Richmond, Cora Lodencia Veronica
Richmond, Cora Lodencia Veronica (1840–1923)
(religion, spiritualism, and occult)Cora Richmond was also known as Miss Cora Scott, Mrs. Cora Hatch, Mrs. Cora L. V. Tappan, and Mrs. Cora L. V. Tappan-Richmond. She was born Cora Lodencia Veronica Scott, in Cuba, New York, in 1840. At age eleven, she spent some months in the Hopedale Community of Adin Ballou. At that community Cora went into trance and Ballou’s deceased son came through her. At age thirteen she started doing platform work with her inspirational speaking, and by sixteen had earned a reputation as a public speaker, traveling about the country. She often lectured before scientists and other experts on randomly selected subjects including history, politics, science and philosophy. As a direct result of her experiences, other members of her family became interested in Spiritualism with some of them also developing mediumship.

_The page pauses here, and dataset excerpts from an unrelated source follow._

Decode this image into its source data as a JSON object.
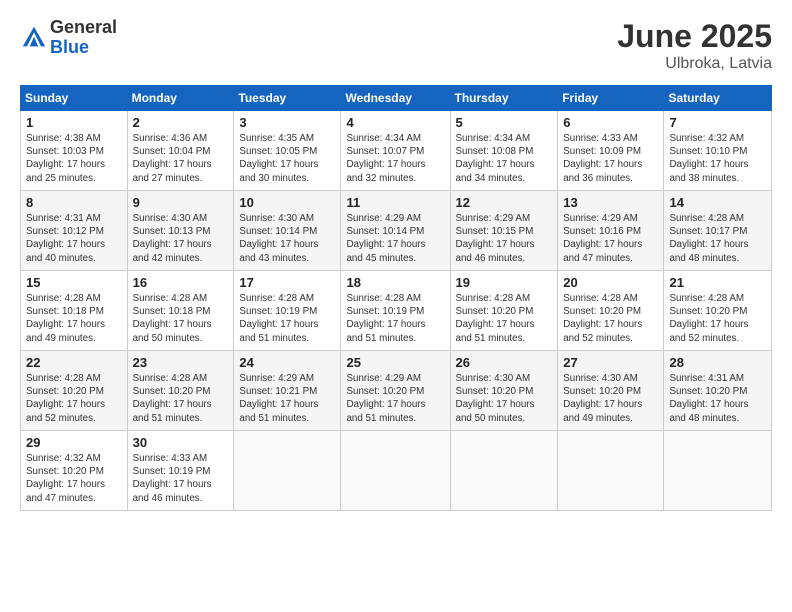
{
  "logo": {
    "general": "General",
    "blue": "Blue"
  },
  "title": "June 2025",
  "location": "Ulbroka, Latvia",
  "headers": [
    "Sunday",
    "Monday",
    "Tuesday",
    "Wednesday",
    "Thursday",
    "Friday",
    "Saturday"
  ],
  "weeks": [
    [
      {
        "day": "1",
        "info": "Sunrise: 4:38 AM\nSunset: 10:03 PM\nDaylight: 17 hours\nand 25 minutes."
      },
      {
        "day": "2",
        "info": "Sunrise: 4:36 AM\nSunset: 10:04 PM\nDaylight: 17 hours\nand 27 minutes."
      },
      {
        "day": "3",
        "info": "Sunrise: 4:35 AM\nSunset: 10:05 PM\nDaylight: 17 hours\nand 30 minutes."
      },
      {
        "day": "4",
        "info": "Sunrise: 4:34 AM\nSunset: 10:07 PM\nDaylight: 17 hours\nand 32 minutes."
      },
      {
        "day": "5",
        "info": "Sunrise: 4:34 AM\nSunset: 10:08 PM\nDaylight: 17 hours\nand 34 minutes."
      },
      {
        "day": "6",
        "info": "Sunrise: 4:33 AM\nSunset: 10:09 PM\nDaylight: 17 hours\nand 36 minutes."
      },
      {
        "day": "7",
        "info": "Sunrise: 4:32 AM\nSunset: 10:10 PM\nDaylight: 17 hours\nand 38 minutes."
      }
    ],
    [
      {
        "day": "8",
        "info": "Sunrise: 4:31 AM\nSunset: 10:12 PM\nDaylight: 17 hours\nand 40 minutes."
      },
      {
        "day": "9",
        "info": "Sunrise: 4:30 AM\nSunset: 10:13 PM\nDaylight: 17 hours\nand 42 minutes."
      },
      {
        "day": "10",
        "info": "Sunrise: 4:30 AM\nSunset: 10:14 PM\nDaylight: 17 hours\nand 43 minutes."
      },
      {
        "day": "11",
        "info": "Sunrise: 4:29 AM\nSunset: 10:14 PM\nDaylight: 17 hours\nand 45 minutes."
      },
      {
        "day": "12",
        "info": "Sunrise: 4:29 AM\nSunset: 10:15 PM\nDaylight: 17 hours\nand 46 minutes."
      },
      {
        "day": "13",
        "info": "Sunrise: 4:29 AM\nSunset: 10:16 PM\nDaylight: 17 hours\nand 47 minutes."
      },
      {
        "day": "14",
        "info": "Sunrise: 4:28 AM\nSunset: 10:17 PM\nDaylight: 17 hours\nand 48 minutes."
      }
    ],
    [
      {
        "day": "15",
        "info": "Sunrise: 4:28 AM\nSunset: 10:18 PM\nDaylight: 17 hours\nand 49 minutes."
      },
      {
        "day": "16",
        "info": "Sunrise: 4:28 AM\nSunset: 10:18 PM\nDaylight: 17 hours\nand 50 minutes."
      },
      {
        "day": "17",
        "info": "Sunrise: 4:28 AM\nSunset: 10:19 PM\nDaylight: 17 hours\nand 51 minutes."
      },
      {
        "day": "18",
        "info": "Sunrise: 4:28 AM\nSunset: 10:19 PM\nDaylight: 17 hours\nand 51 minutes."
      },
      {
        "day": "19",
        "info": "Sunrise: 4:28 AM\nSunset: 10:20 PM\nDaylight: 17 hours\nand 51 minutes."
      },
      {
        "day": "20",
        "info": "Sunrise: 4:28 AM\nSunset: 10:20 PM\nDaylight: 17 hours\nand 52 minutes."
      },
      {
        "day": "21",
        "info": "Sunrise: 4:28 AM\nSunset: 10:20 PM\nDaylight: 17 hours\nand 52 minutes."
      }
    ],
    [
      {
        "day": "22",
        "info": "Sunrise: 4:28 AM\nSunset: 10:20 PM\nDaylight: 17 hours\nand 52 minutes."
      },
      {
        "day": "23",
        "info": "Sunrise: 4:28 AM\nSunset: 10:20 PM\nDaylight: 17 hours\nand 51 minutes."
      },
      {
        "day": "24",
        "info": "Sunrise: 4:29 AM\nSunset: 10:21 PM\nDaylight: 17 hours\nand 51 minutes."
      },
      {
        "day": "25",
        "info": "Sunrise: 4:29 AM\nSunset: 10:20 PM\nDaylight: 17 hours\nand 51 minutes."
      },
      {
        "day": "26",
        "info": "Sunrise: 4:30 AM\nSunset: 10:20 PM\nDaylight: 17 hours\nand 50 minutes."
      },
      {
        "day": "27",
        "info": "Sunrise: 4:30 AM\nSunset: 10:20 PM\nDaylight: 17 hours\nand 49 minutes."
      },
      {
        "day": "28",
        "info": "Sunrise: 4:31 AM\nSunset: 10:20 PM\nDaylight: 17 hours\nand 48 minutes."
      }
    ],
    [
      {
        "day": "29",
        "info": "Sunrise: 4:32 AM\nSunset: 10:20 PM\nDaylight: 17 hours\nand 47 minutes."
      },
      {
        "day": "30",
        "info": "Sunrise: 4:33 AM\nSunset: 10:19 PM\nDaylight: 17 hours\nand 46 minutes."
      },
      {
        "day": "",
        "info": ""
      },
      {
        "day": "",
        "info": ""
      },
      {
        "day": "",
        "info": ""
      },
      {
        "day": "",
        "info": ""
      },
      {
        "day": "",
        "info": ""
      }
    ]
  ]
}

Richmond traveled to England in 1873 and spent several years there. By then she had delivered more than 3,000 lectures on a wide variety of subjects. Frank Podmore said that her “trance utterances surpass those of almost every other automatist in that there is a fairly coherent argument throughout … the speaker is never at a loss … we find none of the literary artifices by which ordinary speakers are wont to give relief—there is no antithesis, no climax, no irony or humor in any form.” It was through Richmond’s influence that Emma Hardinge Britten became interested in Spiritualism.
Later in life Richmond became Pastor of the First Society of Spiritualists in Chicago, a position she held for fifty years. In 1893, Richmond was selected to address the World’s Parliament of Religions in Chicago. The presentation—which was a discourse on Spiritualism as a science, philosophy, and religion—later became the basis of the principles adopted by the National Spiritualist Association.
Richmond assisted in founding the National Spiritualist Association and became its Vice President. She was also well known for her powers of spiritual healing and she was a prolific author. Her books included My Experiments Out of the Body, Sciences and Their Philosophies (1859), The Soul in Human Embodiments, Soul—Its Nature, Relations and Expressions (1897), Psychosophy (1890), and her trance addresses: Discourses Through the Mediumship of Mrs. Cora L. V. Tappan (1878). She died on January 3, 1923, in Chicago, Illinois.